Samuele Spalluto

Personal information
- Date of birth: 15 February 2001 (age 25)
- Place of birth: San Pietro Vernotico, Italy
- Height: 1.87 m (6 ft 2 in)
- Position: Centre-forward

Team information
- Current team: Folgore Caratese
- Number: 9

Youth career
- 0000–2021: Fiorentina

Senior career*
- Years: Team / Apps / (Gls)
- 2021–2023: Fiorentina / 0 / (0)
- 2021–2022: → Gubbio (loan) / 27 / (10)
- 2022: → Ternana (loan) / 3 / (0)
- 2023: → Novara (loan) / 13 / (2)
- 2023–2024: Monopoli / 18 / (0)
- 2024: → Trento (loan) / 12 / (1)
- 2024–2026: Campobasso / 20 / (0)
- 2025: → Legnago (loan) / 13 / (2)
- 2025–2026: → Renate (loan) / 17 / (2)
- 2026–: Folgore Caratese / 1 / (0)

= Samuele Spalluto =

Italian footballer (born 2001)

Samuele Spalluto (born 15 February 2001) is an Italian professional footballer who plays as a centre-forward for club Folgore Caratese.

==Career==
Raised in the youth academies of Lecce and Fiorentina, on 15 July 2021 Spalluto was loaned to Serie C club Gubbio, where he made his professional debut on 5 September, coming on as a substitute in the final minutes of a 1–0 league win over Fermana. He then scored his first professional goal on 19 October, in a 4–0 league win over Carrarese.

On 13 July 2022, Spalluto was sent on a season-long loan to Serie B side Ternana, with an option to buy included in the deal. He made his league debut for the club on 27 August 2022, coming on as a substitute for Andrea Favilli in a 4–1 away loss against Modena.

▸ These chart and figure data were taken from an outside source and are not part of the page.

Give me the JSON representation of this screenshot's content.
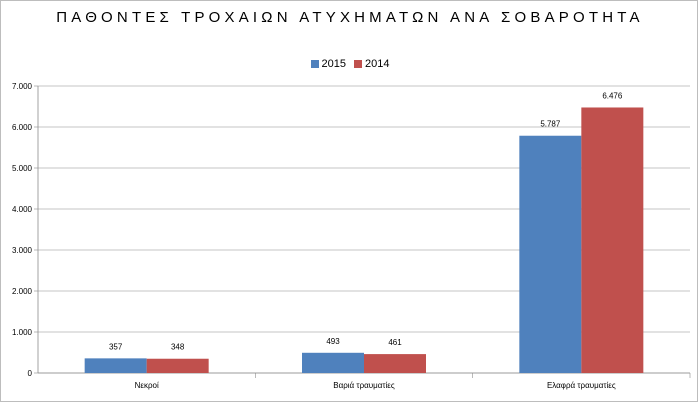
{
  "chart_data": {
    "type": "bar",
    "title": "ΠΑΘΟΝΤΕΣ ΤΡΟΧΑΙΩΝ ΑΤΥΧΗΜΑΤΩΝ ΑΝΑ ΣΟΒΑΡΟΤΗΤΑ",
    "categories": [
      "Νεκροί",
      "Βαριά τραυματίες",
      "Ελαφρά τραυματίες"
    ],
    "series": [
      {
        "name": "2015",
        "color": "#4f81bd",
        "values": [
          357,
          493,
          5787
        ],
        "labels": [
          "357",
          "493",
          "5.787"
        ]
      },
      {
        "name": "2014",
        "color": "#c0504d",
        "values": [
          348,
          461,
          6476
        ],
        "labels": [
          "348",
          "461",
          "6.476"
        ]
      }
    ],
    "ylim": [
      0,
      7000
    ],
    "yticks": [
      0,
      1000,
      2000,
      3000,
      4000,
      5000,
      6000,
      7000
    ],
    "ytick_labels": [
      "0",
      "1.000",
      "2.000",
      "3.000",
      "4.000",
      "5.000",
      "6.000",
      "7.000"
    ],
    "grid": true,
    "legend_position": "top-center",
    "xlabel": "",
    "ylabel": ""
  }
}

After collecting just three appearances in the first part of the season, on 12 January 2023 Spalluto was re-called by Fiorentina and loaned to Serie C club Novara until the end of the campaign.

On 25 August 2023, Spalluto joined Serie C club Monopoli on a permanent deal, signing a three-year contract. On 1 February 2024, Spalluto was loaned by Trento, with an option to buy.

On 16 July 2024, he joined Campobasso on permanent basis.